The Shell Off-gas Treating (SCOT) process has been developed to remove sulfur compounds from Claus tail gas to comply with stringent emission regulations. The LT SCOT process is a design that reduces energy consumption, improves system reliability and operability (for revamp units) and can be installed for a lower investment cost in new installations compared to a normal SCOT.
Jacobs Comprimo® Sulfur Solutions pioneered a low temperature innovation for the (SCOT) technology known as Low Temperature SCOT or LT SCOT. This technology advancement provides the dual advantage of reduced energy consumption and lower capital investment requirements.
The LT SCOT process utilizes the same steps as conventional SCOT but with several key differences.
The hydrogenation reactor for LT SCOT operates at 220 C versus 300 C in the conventional mode. At this low temperature, the LT SCOT reheater can be a steam heat exchanger instead of an in line burner. Steam heating eliminates the need for fuel gas and reduces the total gas flow to the LT SCOT process.
The resulting lower gas flow volume, due both to lower operating temperature and by eliminating the added combustion gases, means that the LT SCOT reactor size and catalyst bed is smaller relative to a conventional unit. This reduces capital cost.
The gas leaving the reactor proceeds to the quench stage. Because the gas temperature is lower, the LT SCOT design does not utilize a heat recovery boiler ahead of the quench column, providing further TIC savings. Since this boiler would only provide LP steam, the lost steam production is rarely an issue.

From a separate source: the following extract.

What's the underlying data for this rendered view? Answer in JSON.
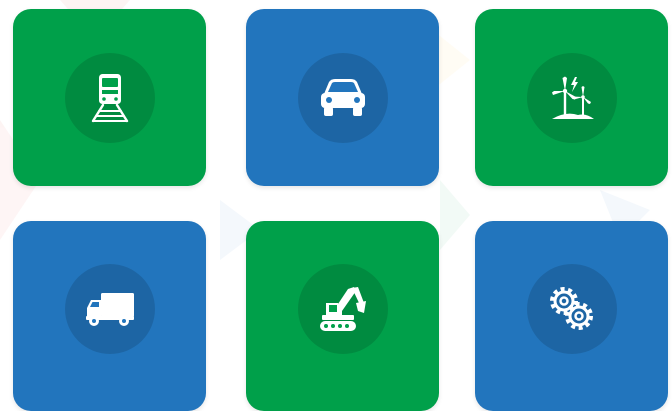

The LT SCOT process has operational advantages as well as cost advantages. The traditional line burner is a significant maintenance item and usually the largest cause of unit trips. Eliminating the line burner in the LT SCOT design means improved system reliability. Next, because there is no flame in the LT SCOT process, the risk of soot generation within the system is eliminated, again improving reliability and system flexibility. Finally, steam reheating improves the unit turndown capability, generally from 30% for conventional SCOT to 15-20% for LT SCOT based on proper attention to the quench and absorber stage design.

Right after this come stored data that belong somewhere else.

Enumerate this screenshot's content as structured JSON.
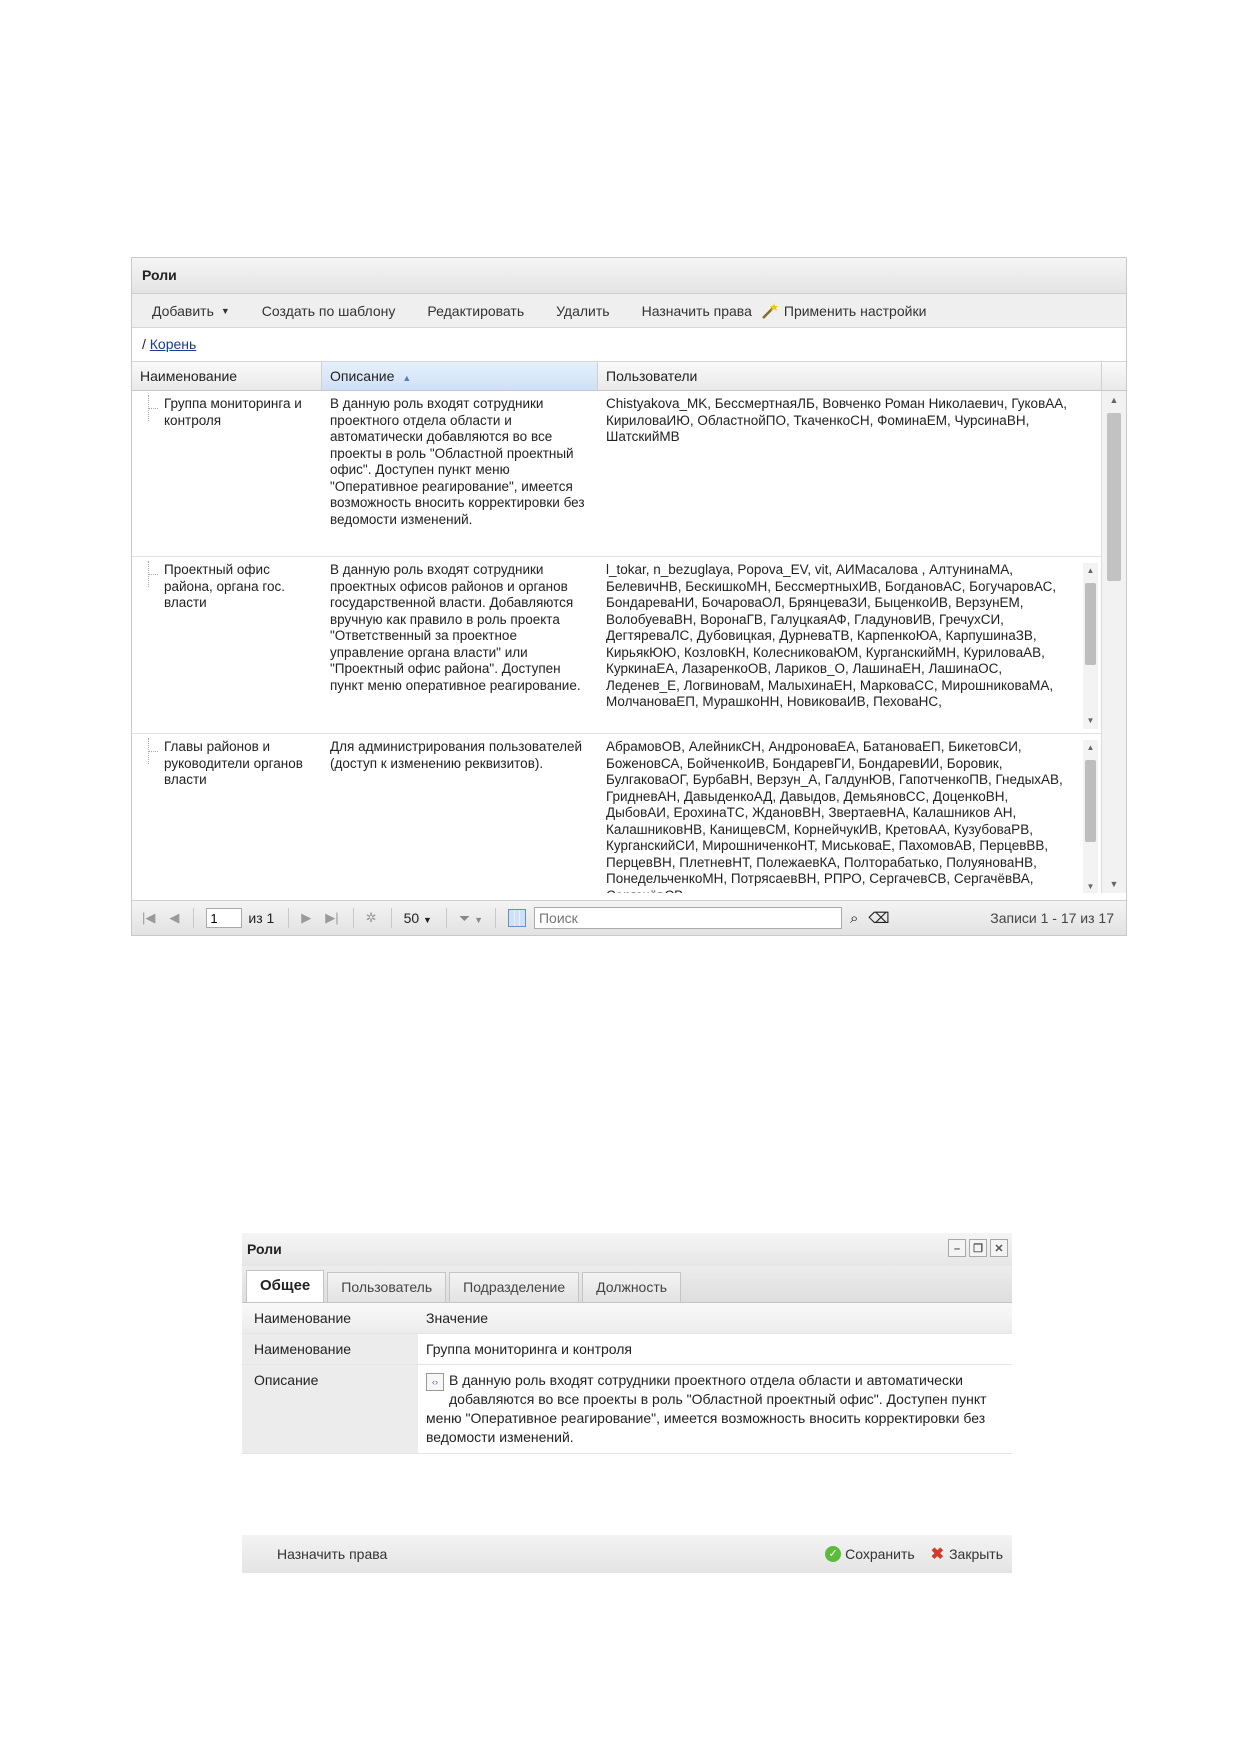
{
  "grid_panel": {
    "title": "Роли",
    "toolbar": {
      "add": "Добавить",
      "create_from_template": "Создать по шаблону",
      "edit": "Редактировать",
      "delete": "Удалить",
      "assign_rights": "Назначить права",
      "apply_settings": "Применить настройки"
    },
    "breadcrumb": {
      "separator": "/",
      "root": "Корень"
    },
    "columns": [
      "Наименование",
      "Описание",
      "Пользователи"
    ],
    "rows": [
      {
        "name": "Группа мониторинга и контроля",
        "description": "В данную роль входят сотрудники проектного отдела области и автоматически добавляются во все проекты в роль \"Областной проектный офис\". Доступен пункт меню \"Оперативное реагирование\", имеется возможность вносить корректировки без ведомости изменений.",
        "users": "Chistyakova_MK, БессмертнаяЛБ, Вовченко Роман Николаевич, ГуковАА, КириловаИЮ, ОбластнойПО, ТкаченкоСН, ФоминаЕМ, ЧурсинаВН, ШатскийМВ"
      },
      {
        "name": "Проектный офис района, органа гос. власти",
        "description": "В данную роль входят сотрудники проектных офисов районов и органов государственной власти. Добавляются вручную как правило в роль проекта \"Ответственный за проектное управление органа власти\" или \"Проектный офис района\". Доступен пункт меню оперативное реагирование.",
        "users": "l_tokar, n_bezuglaya, Popova_EV, vit, АИМасалова , АлтунинаМА, БелевичНВ, БескишкоМН, БессмертныхИВ, БогдановАС, БогучаровАС, БондареваНИ, БочароваОЛ, БрянцеваЗИ, БыценкоИВ, ВерзунЕМ, ВолобуеваВН, ВоронаГВ, ГалуцкаяАФ, ГладуновИВ, ГречухСИ, ДегтяреваЛС, Дубовицкая, ДурневаТВ, КарпенкоЮА, КарпушинаЗВ, КирьякЮЮ, КозловКН, КолесниковаЮМ, КурганскийМН, КуриловаАВ, КуркинаЕА, ЛазаренкоОВ, Лариков_О, ЛашинаЕН, ЛашинаОС, Леденев_Е, ЛогвиноваМ, МалыхинаЕН, МарковаСС, МирошниковаМА, МолчановаЕП, МурашкоНН, НовиковаИВ, ПеховаНС,"
      },
      {
        "name": "Главы районов и руководители органов власти",
        "description": "Для администрирования пользователей (доступ к изменению реквизитов).",
        "users": "АбрамовОВ, АлейникСН, АндроноваЕА, БатановаЕП, БикетовСИ, БоженовСА, БойченкоИВ, БондаревГИ, БондаревИИ, Боровик, БулгаковаОГ, БурбаВН, Верзун_А, ГалдунЮВ, ГапотченкоПВ, ГнедыхАВ, ГридневАН, ДавыденкоАД, Давыдов, ДемьяновСС, ДоценкоВН, ДыбовАИ, ЕрохинаТС, ЖдановВН, ЗвертаевНА, Калашников АН, КалашниковНВ, КанищевСМ, КорнейчукИВ, КретовАА, КузубоваРВ, КурганскийСИ, МирошниченкоНТ, МиськоваЕ, ПахомовАВ, ПерцевВВ, ПерцевВН, ПлетневНТ, ПолежаевКА, Полторабатько, ПолуяноваНВ, ПонедельченкоМН, ПотрясаевВН, РПРО, СергачевСВ, СергачёвВА, СергачёвСВ,"
      }
    ],
    "pager": {
      "page": "1",
      "of_label": "из 1",
      "page_size": "50",
      "search_placeholder": "Поиск",
      "records": "Записи 1 - 17 из 17"
    }
  },
  "edit_window": {
    "title": "Роли",
    "tabs": [
      "Общее",
      "Пользователь",
      "Подразделение",
      "Должность"
    ],
    "active_tab": "Общее",
    "header": {
      "key": "Наименование",
      "value": "Значение"
    },
    "properties": [
      {
        "key": "Наименование",
        "value": "Группа мониторинга и контроля"
      },
      {
        "key": "Описание",
        "value": "В данную роль входят сотрудники проектного отдела области и автоматически добавляются во все проекты в роль \"Областной проектный офис\". Доступен пункт меню \"Оперативное реагирование\", имеется возможность вносить корректировки без ведомости изменений."
      }
    ],
    "footer": {
      "assign_rights": "Назначить права",
      "save": "Сохранить",
      "close": "Закрыть"
    }
  },
  "colors": {
    "sorted_header": "#cfe0f5",
    "link": "#1a3c8c",
    "save_icon": "#5dbb3a",
    "close_icon": "#d43a2b"
  },
  "icons": [
    "caret-down-icon",
    "magic-wand-icon",
    "sort-asc-icon",
    "pager-first-icon",
    "pager-prev-icon",
    "pager-next-icon",
    "pager-last-icon",
    "refresh-icon",
    "filter-icon",
    "columns-icon",
    "binoculars-icon",
    "eraser-icon",
    "minimize-icon",
    "restore-icon",
    "close-icon",
    "edit-icon",
    "check-circle-icon",
    "red-x-icon"
  ]
}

As with the conventional SCOT, the LT SCOT design can be integrated with the amine treating system upstream of the Claus plant to achieve equipment cost savings. The rich amine from LT SCOT can be routed to a common regenerator for the two systems; this is called a Cascaded SCOT. The common regenerator must be sized to handle the two streams. The cascaded SCOT design is also available for LT SCOT. The partially loaded solvent from the LT SCOT can be routed to an intermediate tray of another absorber where its remaining acid gas loading capacity can be used.
(as compared to conventional SCOT and other amine treating designs)

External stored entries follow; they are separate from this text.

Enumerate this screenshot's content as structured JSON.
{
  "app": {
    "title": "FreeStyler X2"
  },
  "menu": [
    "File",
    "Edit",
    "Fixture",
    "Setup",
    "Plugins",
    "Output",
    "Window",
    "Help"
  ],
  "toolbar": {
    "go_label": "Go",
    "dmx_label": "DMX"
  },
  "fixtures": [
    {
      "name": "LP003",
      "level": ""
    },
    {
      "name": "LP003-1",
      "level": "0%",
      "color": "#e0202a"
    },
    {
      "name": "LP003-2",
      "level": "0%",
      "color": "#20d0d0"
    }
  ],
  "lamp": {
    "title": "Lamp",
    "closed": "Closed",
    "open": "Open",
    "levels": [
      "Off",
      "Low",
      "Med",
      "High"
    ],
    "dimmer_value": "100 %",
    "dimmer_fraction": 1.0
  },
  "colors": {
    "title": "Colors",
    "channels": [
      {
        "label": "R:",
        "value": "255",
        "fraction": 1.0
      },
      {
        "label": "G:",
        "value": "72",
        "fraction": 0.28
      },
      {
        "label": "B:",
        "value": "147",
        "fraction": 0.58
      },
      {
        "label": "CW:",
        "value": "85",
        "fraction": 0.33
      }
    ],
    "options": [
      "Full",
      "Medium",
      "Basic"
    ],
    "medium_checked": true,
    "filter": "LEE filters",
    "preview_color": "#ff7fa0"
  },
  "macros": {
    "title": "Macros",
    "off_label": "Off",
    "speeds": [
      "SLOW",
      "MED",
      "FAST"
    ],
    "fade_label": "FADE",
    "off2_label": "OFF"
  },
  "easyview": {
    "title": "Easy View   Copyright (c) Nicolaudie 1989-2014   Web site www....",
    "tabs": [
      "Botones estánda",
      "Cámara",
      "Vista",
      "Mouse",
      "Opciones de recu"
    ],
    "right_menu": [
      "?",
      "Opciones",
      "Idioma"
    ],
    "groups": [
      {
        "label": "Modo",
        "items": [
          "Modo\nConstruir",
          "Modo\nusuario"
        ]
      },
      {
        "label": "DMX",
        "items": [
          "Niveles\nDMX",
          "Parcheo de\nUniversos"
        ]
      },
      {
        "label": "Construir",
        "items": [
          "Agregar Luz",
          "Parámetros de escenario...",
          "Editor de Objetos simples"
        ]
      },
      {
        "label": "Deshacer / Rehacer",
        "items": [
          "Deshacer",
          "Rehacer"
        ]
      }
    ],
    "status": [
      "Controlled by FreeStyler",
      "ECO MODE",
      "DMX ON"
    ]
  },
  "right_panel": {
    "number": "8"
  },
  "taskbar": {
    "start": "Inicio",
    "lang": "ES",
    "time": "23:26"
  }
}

- Improved turndown, as low as 15%
- Lower Equipment Count reduces TIC and maintenance costs
- Eliminating the line burner improves reliability
- No fuel gas required - energy saving and lower CO2 emissions
- Lifecycle cost savings greater than 10%
The first LT SCOT unit was commissioned at a refinery in Germany in mid-2004. The system was tested, optimized and fine tuned through a wide range of temperature regimes. Since that time, 25 other LT SCOT units have been designed.
More than 200 conventional SCOT units are operating throughout the world ranging in capacity from 3 t/d up to 4,000 t/d sulfur production.
Jacobs Nederland B.V., Leiden, The Netherlands, and Jacobs Canada, Calgary together forming Jacobs Comprimo® Sulfur Solutions is one of the three authorized licensors on behalf of Shell Research Ltd. since 1981.